Feb23rd

Bengals OT Prospects at 6 Dimming?

AUTHOR: david | IN: Uncategorized | COMMENTS: None Yet |

The chances that the Cincinnati Bengals would have to reach for an offensive tackle with the sixth overall pick in the April draft appear to be rising. As a fan of B.J. Raji, I’m all in favor of taking him at six, but again, I’m less concerned about precisely who the Bengals take than I am about them reaching to fill a need and passing up better players in the process. The bottom line is that the Bengals have needs everywhere, and no matter who they select, they’ll be upgrading at some position.

Mike Mayock favors Brian Orapko over Raji at six, which works just fine for me. I simply have a tough time seeing the Bengals pour another $50 million into DE when they’re already spending $60 million there on Robert Geathers and Antwan Odom. But if that means they shift Geathers back to the kind of pure pass-rushing role in which he garnered 10.5 sacks in 2006, taking Orapko could definitely upgrade Cincy’s ability to get to the QB even though Orapko himself isn’t seen as a big-time sack artist.

John Thornton, also a Raji fan, nonetheless argues against him at six since it would mean sitting either Pat Sims or Domata Peko, and “[i]s BJ better than either Pat or Peko?” Like John, I don’t know the answer, either, but I do know this: at the Senior Bowl, Jacksonville’s coaching staff was scheming against Raji from the first snap.
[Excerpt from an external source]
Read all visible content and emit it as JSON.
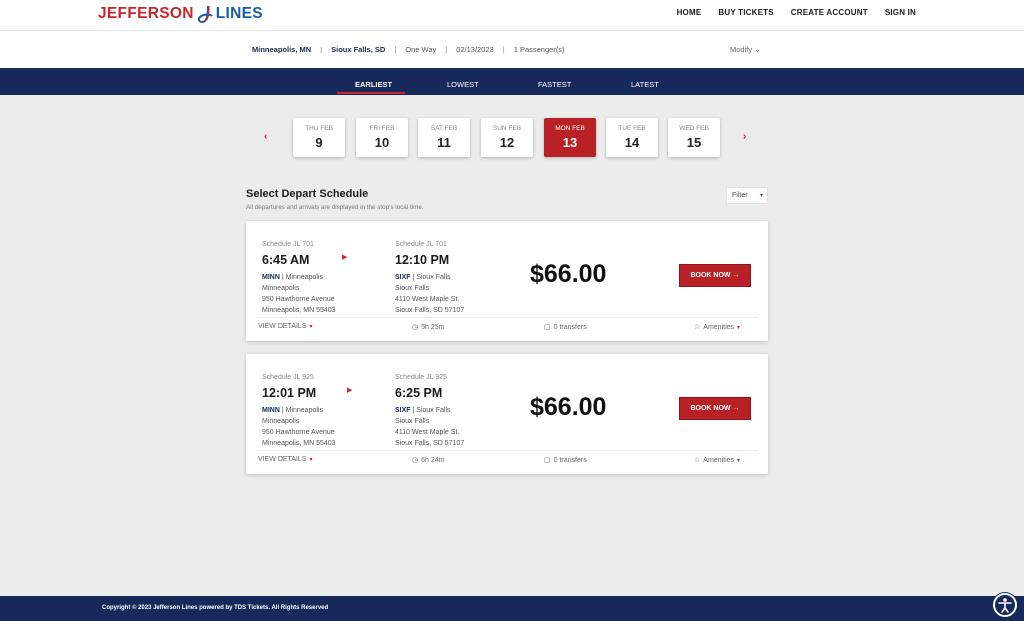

When was the last time anyone heard of an opposing coaching staff having to scheme against any Bengals tackle? I like both Sims and Peko — in fact I defended Peko’s big-bucks extension last offseason — but I don’t think they’re keeping any offensive coordinators around the league up at night.

One interesting leaf to add to the tea is the Bengals’ reported interest in Ducks OT Fenuki Tupou. I’m sure it’s just a case of interviewing as many tackle prospects as they can, but it also underlines just how murky things are becoming for the OT position at the top of round one.